Where can I find the drawing of the big Naca airflow intake for a VarieEz?

[rviglierchio]

Check with Beagle at canardfinder.com

[Jon Matcho]

Here you go, see attached.

VariEze Intake.pdf

[Kent Ashton]

Here you go, see attached.

That's a P-51 style, Jon.

 

I can't say what NACA dimensions work best on a Varieze but I don't think the dimensions are  critical.   Aurélien, do a Google Images search for "NACA scoop varieze" or "NACA scoop" and will see lots of them.  Just build one similar to what you see.  Also see the NACA scoop that Klaus sells for the Long-EZ.   He is pretty careful about testing what he uses.    http://lightspeedengineering.com/Services/NACAduct.htm

 

The original submerged scoop came from inlet research for supersonic aircraft and was just adopted by EZ builders without much experimentation.   It works OK on EZs but I think the best cooling comes from a P-51 style forward-facing scoop.  

 

I have experimented on my Cozy's NACA scoop by putting a pitot tube in the center of the opening.  I found that the airflow would skip over the scoop.  The flow improved with vortex generators mounted ahead of the scoop.   You might get good or better flow into a submerged scoop with parallel sides versus diverging sides.  There is lots of room for experimentation here.

 

As for the opening size, I would suggest taking some measurements off of flying EZs with decent cooling and scaling the opening to your own horsepower.  For example, the Cozy IV plans with 180 HP engine call for a NACA opening at the firewall of 3.1" x 15" or .258 sq inches per hp.  

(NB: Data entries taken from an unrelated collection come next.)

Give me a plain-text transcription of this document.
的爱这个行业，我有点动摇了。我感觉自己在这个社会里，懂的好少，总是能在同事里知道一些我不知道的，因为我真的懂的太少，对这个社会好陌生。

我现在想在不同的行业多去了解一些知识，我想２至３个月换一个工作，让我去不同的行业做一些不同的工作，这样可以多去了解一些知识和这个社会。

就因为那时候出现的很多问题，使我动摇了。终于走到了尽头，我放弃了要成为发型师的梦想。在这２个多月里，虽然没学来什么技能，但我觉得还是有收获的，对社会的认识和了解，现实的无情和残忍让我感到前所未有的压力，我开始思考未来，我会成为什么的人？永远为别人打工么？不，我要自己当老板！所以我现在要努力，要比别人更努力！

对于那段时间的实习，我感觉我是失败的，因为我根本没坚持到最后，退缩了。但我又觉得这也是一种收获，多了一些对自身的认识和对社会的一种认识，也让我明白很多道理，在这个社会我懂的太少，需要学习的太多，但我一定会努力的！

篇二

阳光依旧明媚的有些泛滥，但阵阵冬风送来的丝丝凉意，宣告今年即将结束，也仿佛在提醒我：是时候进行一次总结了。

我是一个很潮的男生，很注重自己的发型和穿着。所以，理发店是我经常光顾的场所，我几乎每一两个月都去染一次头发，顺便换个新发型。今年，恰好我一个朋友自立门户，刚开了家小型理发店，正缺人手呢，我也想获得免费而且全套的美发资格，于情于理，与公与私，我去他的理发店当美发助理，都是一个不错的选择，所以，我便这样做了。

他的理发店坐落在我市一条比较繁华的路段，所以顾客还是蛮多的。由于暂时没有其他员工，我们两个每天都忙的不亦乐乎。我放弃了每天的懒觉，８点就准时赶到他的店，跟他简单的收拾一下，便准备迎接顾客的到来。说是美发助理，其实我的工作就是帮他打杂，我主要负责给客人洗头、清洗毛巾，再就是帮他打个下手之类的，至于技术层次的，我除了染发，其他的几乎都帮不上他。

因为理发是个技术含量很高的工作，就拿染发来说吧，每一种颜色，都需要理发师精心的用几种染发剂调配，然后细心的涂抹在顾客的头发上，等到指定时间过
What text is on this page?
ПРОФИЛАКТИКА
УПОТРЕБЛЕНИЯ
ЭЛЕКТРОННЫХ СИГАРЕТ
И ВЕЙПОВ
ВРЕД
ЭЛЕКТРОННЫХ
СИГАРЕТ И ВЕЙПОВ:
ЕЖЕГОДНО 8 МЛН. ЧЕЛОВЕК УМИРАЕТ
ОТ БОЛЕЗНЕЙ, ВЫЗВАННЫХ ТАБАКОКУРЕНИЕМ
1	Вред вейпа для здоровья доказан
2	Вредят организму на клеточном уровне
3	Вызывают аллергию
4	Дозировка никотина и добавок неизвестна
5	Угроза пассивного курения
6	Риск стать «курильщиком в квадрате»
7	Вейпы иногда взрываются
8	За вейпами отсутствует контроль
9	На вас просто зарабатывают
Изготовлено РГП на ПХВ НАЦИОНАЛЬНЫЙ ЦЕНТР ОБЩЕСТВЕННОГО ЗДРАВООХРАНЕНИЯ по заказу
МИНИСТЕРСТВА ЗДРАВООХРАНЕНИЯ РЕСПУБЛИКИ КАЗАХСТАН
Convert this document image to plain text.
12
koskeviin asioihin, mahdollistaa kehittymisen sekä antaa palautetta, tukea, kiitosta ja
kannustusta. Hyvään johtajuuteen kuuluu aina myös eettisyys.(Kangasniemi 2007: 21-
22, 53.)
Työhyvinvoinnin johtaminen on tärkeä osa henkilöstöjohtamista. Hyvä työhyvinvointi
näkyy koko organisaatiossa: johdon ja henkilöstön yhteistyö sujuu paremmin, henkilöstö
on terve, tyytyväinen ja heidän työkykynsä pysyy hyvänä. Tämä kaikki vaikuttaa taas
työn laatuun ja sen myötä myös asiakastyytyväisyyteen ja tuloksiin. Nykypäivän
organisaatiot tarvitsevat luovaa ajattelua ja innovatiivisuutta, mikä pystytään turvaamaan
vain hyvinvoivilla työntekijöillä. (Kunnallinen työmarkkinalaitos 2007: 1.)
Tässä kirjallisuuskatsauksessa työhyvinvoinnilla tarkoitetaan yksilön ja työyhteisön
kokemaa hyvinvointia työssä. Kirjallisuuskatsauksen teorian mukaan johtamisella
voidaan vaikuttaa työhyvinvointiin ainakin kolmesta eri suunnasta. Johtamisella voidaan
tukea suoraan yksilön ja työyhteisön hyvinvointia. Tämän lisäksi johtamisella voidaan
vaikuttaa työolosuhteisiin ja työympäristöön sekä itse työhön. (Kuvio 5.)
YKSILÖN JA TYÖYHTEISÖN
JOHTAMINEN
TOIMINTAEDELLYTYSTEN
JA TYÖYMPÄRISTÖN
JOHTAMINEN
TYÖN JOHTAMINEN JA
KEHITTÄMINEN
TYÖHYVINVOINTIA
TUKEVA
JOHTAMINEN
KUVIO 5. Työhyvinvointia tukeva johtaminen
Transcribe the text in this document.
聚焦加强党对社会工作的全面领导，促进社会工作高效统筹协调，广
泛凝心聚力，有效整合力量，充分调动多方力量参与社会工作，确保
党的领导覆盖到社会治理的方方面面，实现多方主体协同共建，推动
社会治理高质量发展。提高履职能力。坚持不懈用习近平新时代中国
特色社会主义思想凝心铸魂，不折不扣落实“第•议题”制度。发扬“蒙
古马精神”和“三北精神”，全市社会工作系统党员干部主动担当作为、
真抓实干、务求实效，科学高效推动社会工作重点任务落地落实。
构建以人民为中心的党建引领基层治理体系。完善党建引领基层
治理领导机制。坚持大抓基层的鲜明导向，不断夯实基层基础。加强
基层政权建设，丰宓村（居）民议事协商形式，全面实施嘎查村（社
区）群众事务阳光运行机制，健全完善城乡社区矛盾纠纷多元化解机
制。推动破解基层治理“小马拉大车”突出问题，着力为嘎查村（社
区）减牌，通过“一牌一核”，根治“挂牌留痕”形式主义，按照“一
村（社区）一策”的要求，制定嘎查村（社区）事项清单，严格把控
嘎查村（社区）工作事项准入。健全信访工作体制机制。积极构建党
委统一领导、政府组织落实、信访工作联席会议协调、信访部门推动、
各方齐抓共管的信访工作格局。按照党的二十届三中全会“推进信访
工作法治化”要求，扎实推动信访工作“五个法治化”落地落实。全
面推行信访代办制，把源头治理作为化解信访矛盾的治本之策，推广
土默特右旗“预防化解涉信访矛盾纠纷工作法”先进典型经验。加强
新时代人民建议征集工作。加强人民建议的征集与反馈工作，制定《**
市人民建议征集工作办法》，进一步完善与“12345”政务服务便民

Edited November 27, 2014 by kent ashton

[Jon Matcho]

That's a P-51 style, Jon.

 

I know... but a NACA duct was not in the original VariEze plans, so I went with "big airflow intake" instead.

 

Here's a good spreadsheet (assuming it's accurate) for calculating the depth and width at various points.

[Kent Ashton]

Yep, If he will google "NACA duct"  he will also come up with pics and coordinates that can be scaled to make various lengths of NACA duct.  For example:  http://www.rcgroups.com/forums/showthread.php?t=127858

 

Some interesting oil flow pics here:

http://wiki.velocityoba.com/index.php?title=NACA_Ducts

 

Always easiest to start by copying someone who has a good working system.  However, I tried using small NACA scoops for downdraft intakes and they didn't work for squat.  I thought I was copying some good ones from Wayne Blacker's nice Long-ez but I see now he is not using them either.

 

The main lesson I learned out of that was to pay attention to square inches of intake and exit area.  I think there are some good ideas on that here:  see "Downdraft cooling design" here  http://www.longezpilot.com/N6PC%20page8.htm

 

 

Rule of thumb through experience and many iterations of test flights of several aircraft. A 4 inch high by 6 inch opening or 24 square inches is the minimum inlet size to cool 160 hp. That equates to 12 square inches per side of cowling for inlet opening. Add an additional 2 square inches per each 20 hp.  You can go smaller but you will struggle with CHT’s. I’m not telling you how to design your inlet size, I’m telling you what works for those of us that have done the testing and modification to downdraft cooling. You can build whatever you choose. Keep this in mind; the inlets should not interfere with airflow to the propeller. They need to be designed and positioned in a manner that allows efficiency yet does not impede on prop performance.

 

Next you have to allow for the hot air to exit the rear of the cowling. Sometimes this is difficult due to the cowling opening being small. The propeller acts as a big air buffer at the back of the cowlings. The exhaust air has difficulty getting past the pressure pulse that the prop creates between it and the cowlings. You need to make sure you have adequate venting at the back side of the aircraft. Do not close up the cowlings to tight or you’ll have engine CHT issues. So allow for the cooling air and exhaust air to exit the rear of the plane. You’ll need 2 to 2.5 times the exhaust area as the intake (Engine inductions system, oil cooler and cylinder cooling).